TORBEN SORENSEN’S WORKING DAY
THE Bang & Olufsen chief executive wakes at his home in a remote area outside Struer, on Denmark’s Jutland peninsula, at 6am. Torben Sorensen checks his e-mails, walks his dog, has a light breakfast, and then drives to work at B&O’s Struer base before 8am. “My days are booked up with meetings,” says Sorensen, “but I like to spend a lot of time with our creative people in the ideas factory. We have a very flat organisation, with about 10 people reporting direct to me.” He finishes at 6pm, then often works from home later. He travels two weeks in four, dividing his time between Europe, America and Asia.
VITAL STATISTICS
Born:February 7, 1951
Marital status:married, with two daughters
School:Viby Amtsgymnasium
Universities:Aarhus School of Business in Denmark and Stanford
First job:trainee at Radiometer
Salary package:undisclosed
Homes:Struer, Aarhus and Provence
Car:black BMW M5
Favourite book:Good to Great, by Jim Collins
Favourite music:Rolling Stones, Robbie Williams
Favourite film:One Flew Over the Cuckoo’s Nest
Favourite gadget:B&O Serenata mobile phone
Last holiday:France
DOWNTIME
TORBEN SORENSEN paints to relax. “Usually abstract paintings, of something like horses – but only I can see they are horses.” He used to keep seven Icelandic horses when his daughters were younger.

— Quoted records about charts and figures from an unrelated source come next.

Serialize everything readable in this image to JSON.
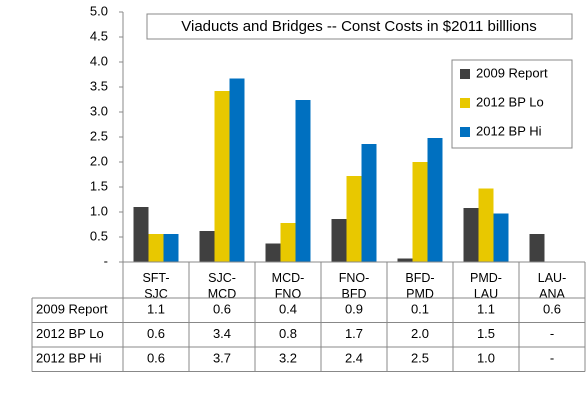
{
  "chart_data": {
    "type": "bar",
    "title": "Viaducts and Bridges -- Const Costs in $2011 billlions",
    "categories": [
      "SFT-SJC",
      "SJC-MCD",
      "MCD-FNO",
      "FNO-BFD",
      "BFD-PMD",
      "PMD-LAU",
      "LAU-ANA"
    ],
    "series": [
      {
        "name": "2009 Report",
        "color": "#404040",
        "values": [
          1.1,
          0.62,
          0.37,
          0.86,
          0.07,
          1.08,
          0.56
        ],
        "value_labels": [
          "1.1",
          "0.6",
          "0.4",
          "0.9",
          "0.1",
          "1.1",
          "0.6"
        ]
      },
      {
        "name": "2012 BP Lo",
        "color": "#e8c800",
        "values": [
          0.56,
          3.42,
          0.78,
          1.72,
          2.0,
          1.47,
          null
        ],
        "value_labels": [
          "0.6",
          "3.4",
          "0.8",
          "1.7",
          "2.0",
          "1.5",
          "-"
        ]
      },
      {
        "name": "2012 BP Hi",
        "color": "#0070c0",
        "values": [
          0.56,
          3.67,
          3.24,
          2.36,
          2.48,
          0.97,
          null
        ],
        "value_labels": [
          "0.6",
          "3.7",
          "3.2",
          "2.4",
          "2.5",
          "1.0",
          "-"
        ]
      }
    ],
    "ylim": [
      0,
      5
    ],
    "yticks": [
      {
        "value": 0,
        "label": "-"
      },
      0.5,
      {
        "value": 1,
        "label": "1.0"
      },
      1.5,
      {
        "value": 2,
        "label": "2.0"
      },
      2.5,
      {
        "value": 3,
        "label": "3.0"
      },
      3.5,
      {
        "value": 4,
        "label": "4.0"
      },
      4.5,
      {
        "value": 5,
        "label": "5.0"
      }
    ],
    "legend": "upper right",
    "grid": false
  }
}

Now he has only one. As well as a house in Struer and another in Aarhus, where his wife works as a biotechnician, he also has a French holiday home in the hills north of St Tropez. But he is happiest with simple pleasures, like boating round the Lim fjord, near Struer. “It’s the biggest fjord in Denmark. You can sail to small islands with birds. And I always have a beer in the boat.”